On constate une double approche pour le spectateur, selon qu'il observe les vitraux à l'intérieur ou à l'extérieur ; en effet ceux-ci doivent répondre à une esthétique générale externe quant à leur environnement et jouer de façon interne leur rôle immatériel.
Ainsi le mouvement opéré entre les deux compose une dynamique ; les effets optiques couvrent l'ensemble de l'architecture, la rendant plus présente encore tout en l'enveloppant d'une clarté diffuse et propice à la méditation.
La difficulté rencontrée dans un lieu voué au sacré peut engendrer bien des hésitations et des réserves ; il s'agit de respecter une certaine transcendance tout en conservant l'acquis du contemporain.
Pierre Soulages, de par sa pratique picturale axée sur les effets de lumière au travers de la couleur noire, pouvait ici, mieux que quiconque, relever le défi ; sa maîtrise intérieure, proche de la pensée extrême orientale pouvait dès lors s'intégrer en ce lieu occidental.
Cette mouvance existentielle et ce dépassement référentiel servent de cadre à l'échappée artistique ; l’émotion y retrouve ses droits face à un concept qui s’estompe, tant sa réalisation se trouve maîtrisée.
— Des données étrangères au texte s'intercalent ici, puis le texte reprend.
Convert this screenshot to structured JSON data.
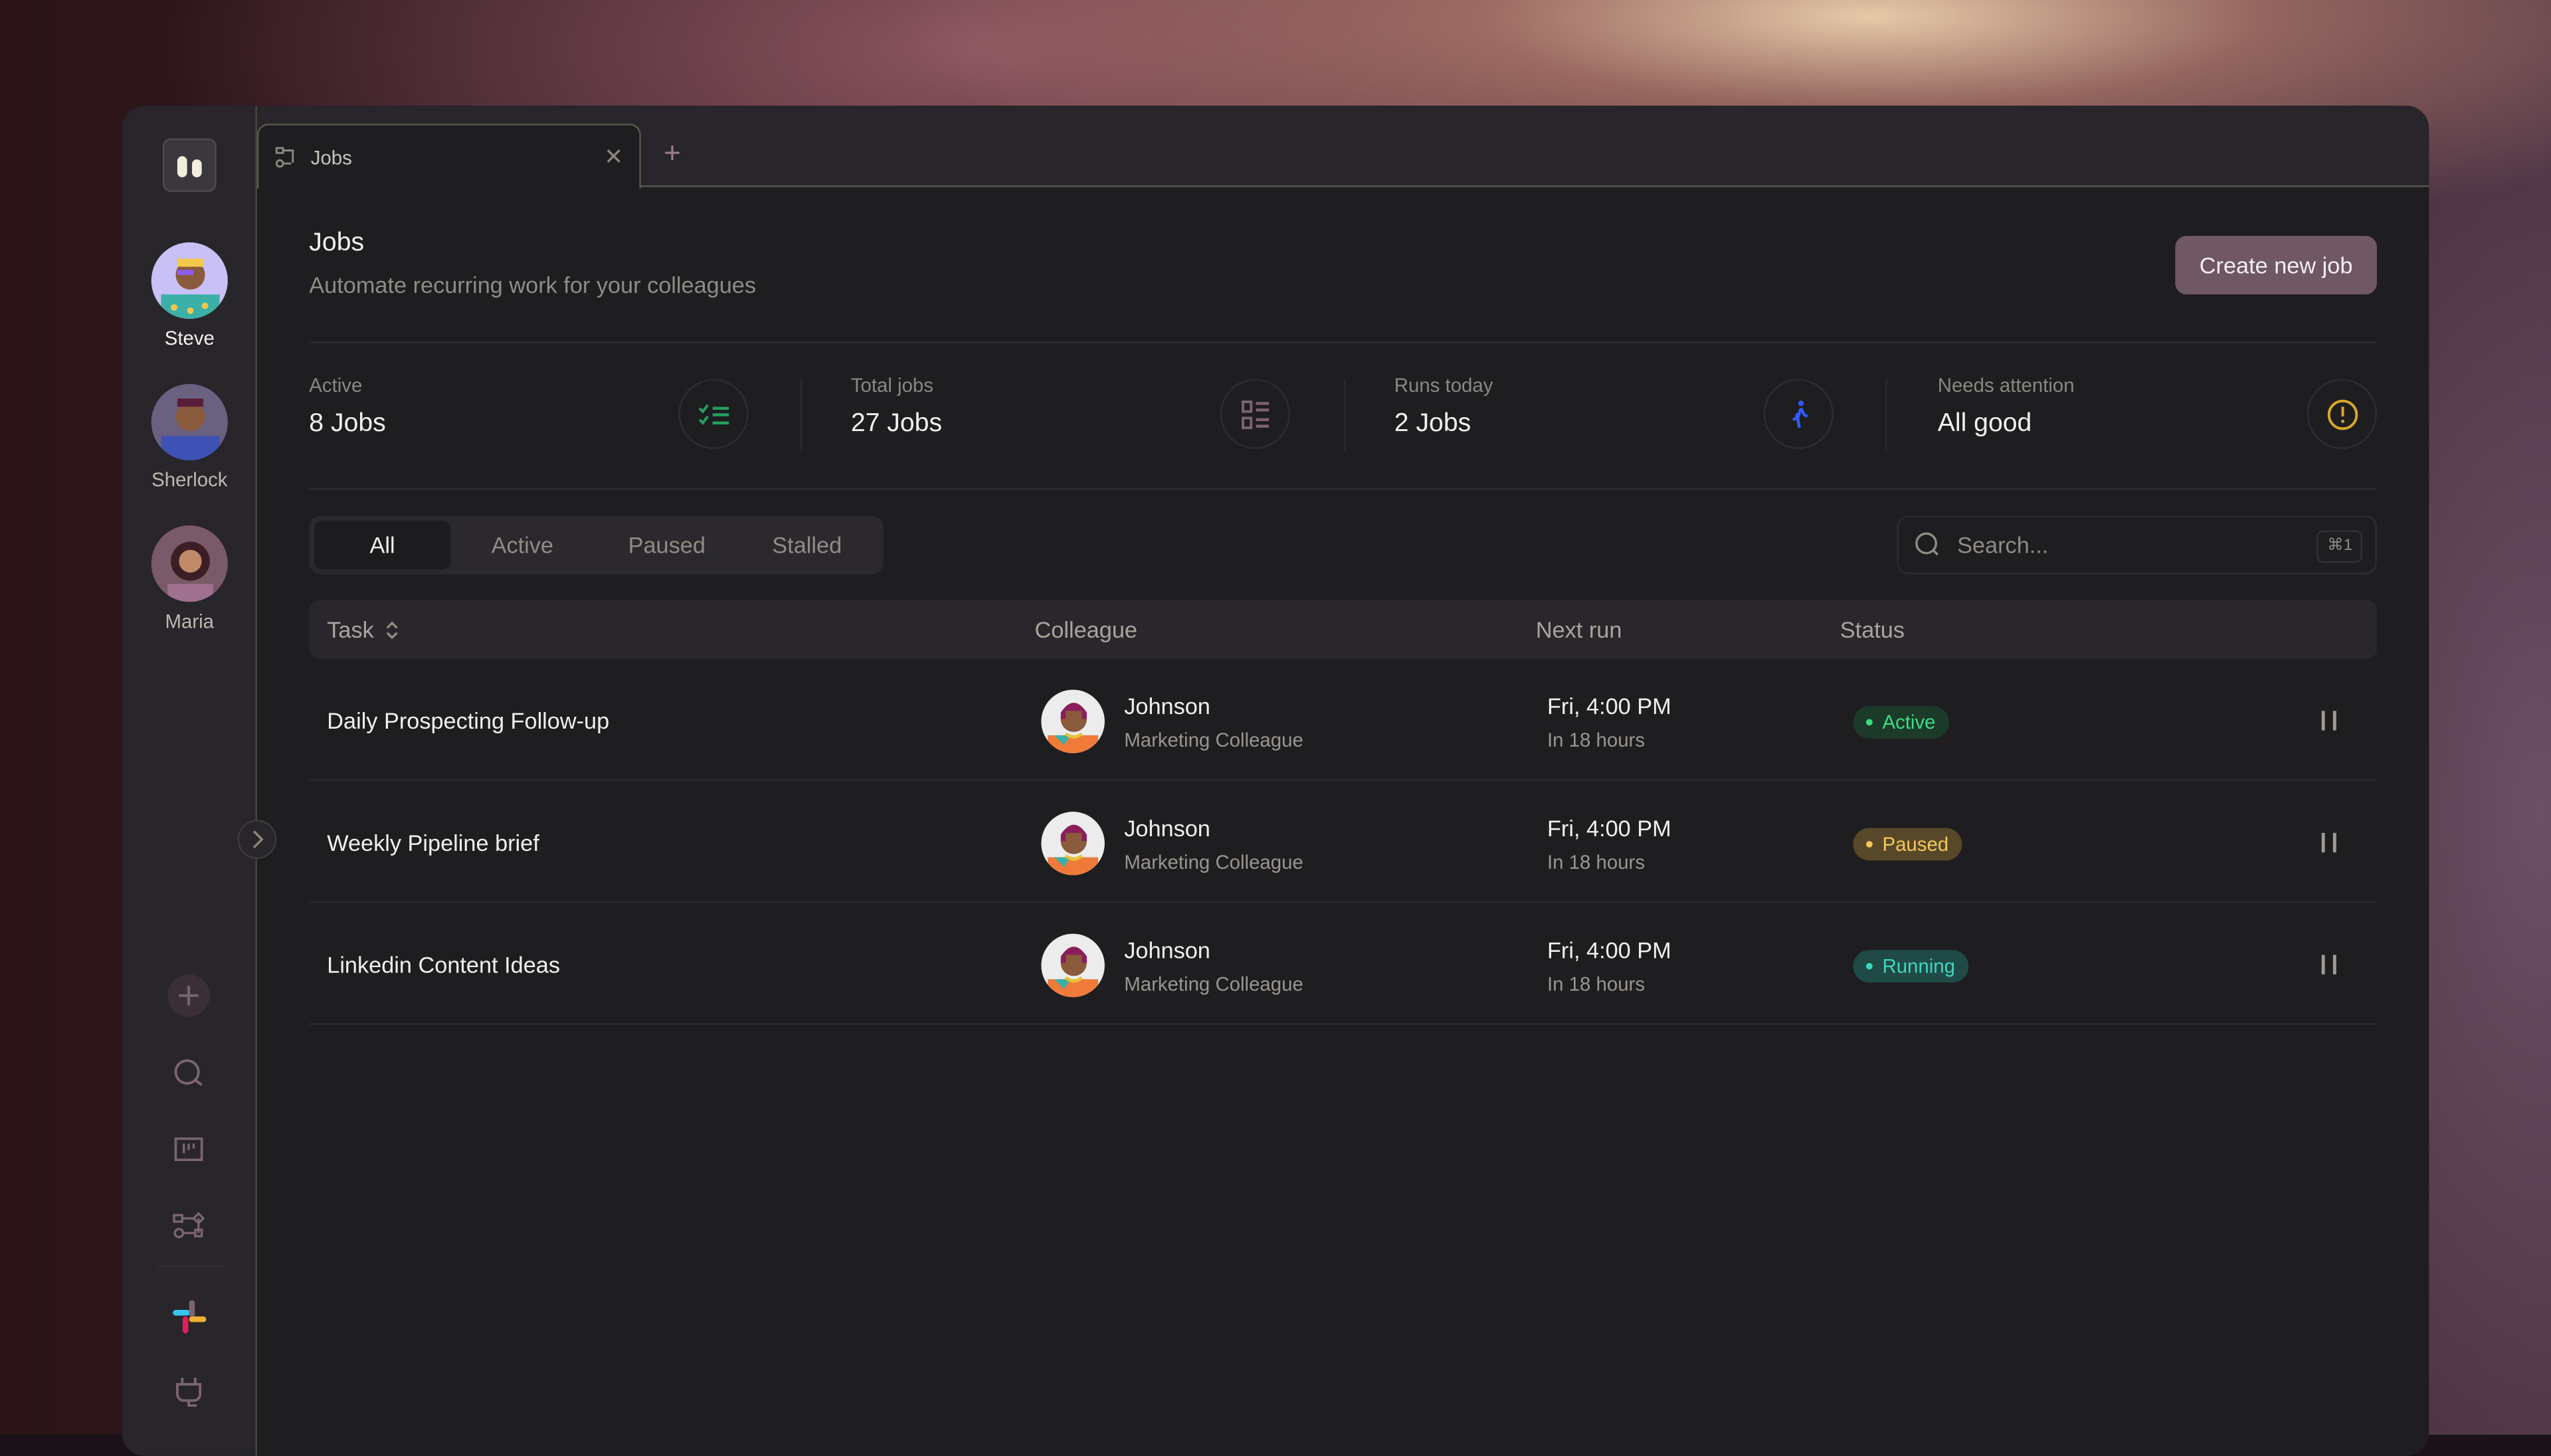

Certains esprits chagrins nous assènent souvent que l'art contemporain manque de souffle par rapport à celui d’autrefois ; ici les vitraux de Pierre Soulages déplacent les objections et redonnent un nouveau souffle à Conques.
Le vent de l'esprit...

De la documentation

  Un livre paru aux Editions du Seuil et intitulé Conques Les vitraux de Pierre Soulages permet de faire le point ; il comprend une préface de Georges Duby, un texte de Christian Heck, des notes de travail de Pierre Soulages et un entretien avec Jean-Dominique Fleury. Avec un reportage photographique de Vincent Cunillère.